THE WORLD IS A BEAUTIFUL PLACE & I AM NO LONGER AFRAID TO DIE

You Can't Live There Forever

Es brauchte dieses Jahr diesen Song, um Vertrauen in das neue Album von the World is A Beautiful Place... zu haben. Wer nur mit Gitarre und ziemlich kindischen Lyrics einen magischen Moment an den Anfang einer Platte zaubern kann, der ist eine gute Band. Und das gilt für diese hier auch 2015 nach wie vor.

SLEAFORD MODS

Cunt Make It Up

Es ist nicht ganz einfach, den räudigsten Song auf der neuen Sleaford Mods-LP zu finden, doch ich behaupte einfach mal, es geschafft zu haben. Wenn Jason Williamson hier statt Lyrics für einen Moment lieber Flatulenzgeräusche einsingt, liegt die Messlatte auf jeden Fall schon sehr weit oben. Dass sich dahinter dann auch tatsächlich relevante Aussagen über Posertum und hippe Indiebands verstecken, macht es natürlich noch besser.

BILDERBUCH

Rosen zum Plafond (Besser, wenn du gehst)

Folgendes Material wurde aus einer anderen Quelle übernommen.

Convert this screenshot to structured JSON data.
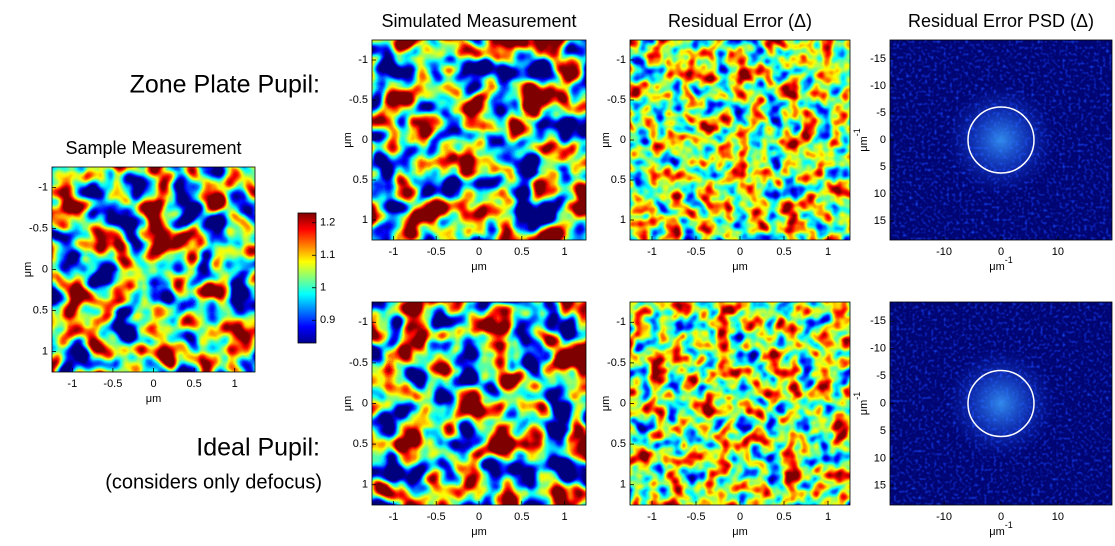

Die meisten Highlights des diesjährigen Bilderbuch-Hitalbums waren ja schon in den vergangenen Jahren auf diversen EPs und Extra-Singles aufgetaucht. Diesen allerdings hörte man auf Schick Schock das erste Mal und staunte doch nicht schlecht: Da reicht tatsächlich ein einziger Song um die Blockflöte, das nachweislich schlimmste Instrument der Welt, komplett zu rehabilitieren. Respekt!

FIDLAR

Too

Eigentlich steht das neue Fidlar-Album eher für die Abwendung der vier Kalifornier von der ewigen Party, aber dass mit West Coast dann doch noch ein richtig hedonistischer Song auf der Platte ist, freut mich doch nicht zu knapp. Vor allem ist er aber exemplarisch für die klangliche Entwicklung der Band vom Rotz-Punk zum Rotz-Indiepop mit einer Synth-Hook, die sonst nur die Smith Westerns so schön cheesy hinbekommen.

SOLKYRI

Farewell, Bluebird

Zum Schluss dieser Liste nun auch noch das beste Outro des Jahres: Mit einem Streicher-Klavier-Mix und einer wahnsinnig sehnsuchtsvoll-melancholischen Melodie machen Solkyri 2015 den Song, bei dem man sich fast dafür entschuldigen möchte, dass man Sad Boys Club nicht gleich nochmal von vorne anhört. Wobei, wieso sollte man es sich eigentlich nicht nochmal von vorne hören?